The following example shows how you can use the third argument to control which match of the regexp should be changed:

          $ echo a b c a b c |
          > gawk '{ print gensub(/a/, "AA", 2) }'
          -| a b c AA b c

In this case, $0 is used as the default target string. gensub returns the new string as its result, which is passed directly to print for printing.

If the how argument is a string that does not begin with `g' or `G', or if it is a number that is less than or equal to zero, only one substitution is performed. If how is zero, gawk issues a warning message.

If regexp does not match target, gensub's return value is the original unchanged value of target.

gensub is a gawk extension; it is not available in compatibility mode (see Options).

substr(string, start [, length])

This returns a length-character-long substring of string, starting at character number start. The first character of a string is character number one.³ For example, substr("washington", 5, 3) returns "ing".

If length is not present, this function returns the whole suffix of string that begins at character number start. For example, substr("washington", 5) returns "ington". The whole suffix is also returned if length is greater than the number of characters remaining in the string, counting from character start.

If start is less than one, substr treats it as if it was one. (POSIX doesn't specify what to do in this case: Unix awk acts this way, and therefore gawk does too.) If start is greater than the number of characters in the string, substr returns the null string. Similarly, if length is present but less than or equal to zero, the null string is returned.

The string returned by substr cannot be assigned. Thus, it is a mistake to attempt to change a portion of a string, as shown in the following example:

          string = "abcdef"
          # try to get "abCDEf", won't work
          substr(string, 3, 3) = "CDE"

It is also a mistake to use substr as the third argument of sub or gsub:

          gsub(/xyz/, "pdq", substr($0, 5, 20))  # WRONG

(Some commercial versions of awk do in fact let you use substr this way, but doing so is not portable.)

If you need to replace bits and pieces of a string, combine substr with string concatenation, in the following manner:

          string = "abcdef"
          ...
          string = substr(string, 1, 2) "CDE" substr(string, 6)

tolower(string)

This returns a copy of string, with each uppercase character in the string replaced with its corresponding lowercase character.
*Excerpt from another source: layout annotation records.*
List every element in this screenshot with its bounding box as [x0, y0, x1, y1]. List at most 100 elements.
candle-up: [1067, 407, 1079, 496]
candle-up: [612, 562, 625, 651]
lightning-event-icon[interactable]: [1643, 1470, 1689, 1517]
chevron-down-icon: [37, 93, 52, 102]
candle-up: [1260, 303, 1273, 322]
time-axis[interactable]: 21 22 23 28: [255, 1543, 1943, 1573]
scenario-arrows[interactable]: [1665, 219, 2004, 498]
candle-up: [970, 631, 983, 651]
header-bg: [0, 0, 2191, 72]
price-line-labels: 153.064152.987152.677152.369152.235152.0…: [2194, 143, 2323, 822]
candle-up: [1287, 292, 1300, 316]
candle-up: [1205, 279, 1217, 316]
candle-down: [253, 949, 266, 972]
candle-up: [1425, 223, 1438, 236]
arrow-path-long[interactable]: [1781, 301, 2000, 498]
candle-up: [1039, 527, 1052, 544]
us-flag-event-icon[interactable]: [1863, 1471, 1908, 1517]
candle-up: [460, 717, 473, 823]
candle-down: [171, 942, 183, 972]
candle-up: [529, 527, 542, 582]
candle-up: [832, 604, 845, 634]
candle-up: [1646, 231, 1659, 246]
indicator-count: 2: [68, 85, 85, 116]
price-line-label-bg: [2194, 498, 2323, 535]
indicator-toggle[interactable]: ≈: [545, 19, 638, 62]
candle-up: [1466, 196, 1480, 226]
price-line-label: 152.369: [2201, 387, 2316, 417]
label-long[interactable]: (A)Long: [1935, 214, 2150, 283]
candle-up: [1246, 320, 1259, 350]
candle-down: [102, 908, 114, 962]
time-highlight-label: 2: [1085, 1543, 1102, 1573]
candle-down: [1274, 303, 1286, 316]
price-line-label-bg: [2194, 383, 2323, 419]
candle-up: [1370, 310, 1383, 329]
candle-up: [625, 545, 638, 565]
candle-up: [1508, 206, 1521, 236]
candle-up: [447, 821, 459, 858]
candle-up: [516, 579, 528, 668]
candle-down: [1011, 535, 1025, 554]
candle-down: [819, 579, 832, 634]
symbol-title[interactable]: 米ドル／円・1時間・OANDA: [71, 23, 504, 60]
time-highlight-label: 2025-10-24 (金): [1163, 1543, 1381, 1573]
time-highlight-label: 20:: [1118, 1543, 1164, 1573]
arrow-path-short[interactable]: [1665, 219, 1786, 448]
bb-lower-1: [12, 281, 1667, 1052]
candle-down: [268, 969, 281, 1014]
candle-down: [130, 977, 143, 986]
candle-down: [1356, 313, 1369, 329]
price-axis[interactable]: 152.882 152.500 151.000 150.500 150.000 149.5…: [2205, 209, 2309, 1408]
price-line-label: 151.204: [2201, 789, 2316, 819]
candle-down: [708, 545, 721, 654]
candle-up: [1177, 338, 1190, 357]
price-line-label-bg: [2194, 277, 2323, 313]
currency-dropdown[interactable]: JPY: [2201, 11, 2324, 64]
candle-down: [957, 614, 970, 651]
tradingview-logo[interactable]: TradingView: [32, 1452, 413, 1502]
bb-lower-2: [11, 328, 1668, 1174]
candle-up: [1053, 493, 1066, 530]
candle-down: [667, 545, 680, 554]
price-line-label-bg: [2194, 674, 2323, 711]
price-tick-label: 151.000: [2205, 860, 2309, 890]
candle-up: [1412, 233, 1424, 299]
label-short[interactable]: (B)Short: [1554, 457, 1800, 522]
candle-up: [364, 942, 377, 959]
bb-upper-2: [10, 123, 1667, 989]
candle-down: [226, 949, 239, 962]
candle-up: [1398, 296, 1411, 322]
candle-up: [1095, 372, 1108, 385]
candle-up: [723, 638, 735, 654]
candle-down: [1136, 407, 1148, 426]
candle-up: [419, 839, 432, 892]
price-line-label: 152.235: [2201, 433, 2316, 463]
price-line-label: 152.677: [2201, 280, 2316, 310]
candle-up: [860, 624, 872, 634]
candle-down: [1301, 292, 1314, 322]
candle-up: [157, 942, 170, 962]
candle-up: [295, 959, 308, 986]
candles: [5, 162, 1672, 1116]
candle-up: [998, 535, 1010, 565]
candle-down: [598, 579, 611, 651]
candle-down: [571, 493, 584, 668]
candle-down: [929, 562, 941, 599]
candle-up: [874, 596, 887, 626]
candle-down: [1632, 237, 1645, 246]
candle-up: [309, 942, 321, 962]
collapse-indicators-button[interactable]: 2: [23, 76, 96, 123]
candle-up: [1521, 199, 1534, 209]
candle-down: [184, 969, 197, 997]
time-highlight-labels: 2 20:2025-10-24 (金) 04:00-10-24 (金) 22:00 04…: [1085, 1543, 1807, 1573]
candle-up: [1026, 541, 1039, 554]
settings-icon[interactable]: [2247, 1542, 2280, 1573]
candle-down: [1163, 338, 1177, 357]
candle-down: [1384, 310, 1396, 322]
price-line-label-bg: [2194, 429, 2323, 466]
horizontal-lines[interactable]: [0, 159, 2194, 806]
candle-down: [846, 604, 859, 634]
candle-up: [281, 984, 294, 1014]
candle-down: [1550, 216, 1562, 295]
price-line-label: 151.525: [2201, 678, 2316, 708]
Nonalphabetic characters are left unchanged. For example, tolower("MiXeD cAsE 123") returns "mixed case 123".

toupper(string)

This returns a copy of string, with each lowercase character in the string replaced with its corresponding uppercase character. Nonalphabetic characters are left unchanged. For example, toupper("MiXeD cAsE 123") returns "MIXED CASE 123".

Footnotes

[1] Unless you use the --non-decimal-data option, which isn't recommended. See Nondecimal Data, for more information.

[2] Note that this means that the record will first be regenerated using the value of OFS if any fields have been changed, and that the fields will be updated after the substituion, even if the operation is a “no-op” such as `sub(/^/, "")'.

[3] This is different from C and C++, in which the first character is number zero.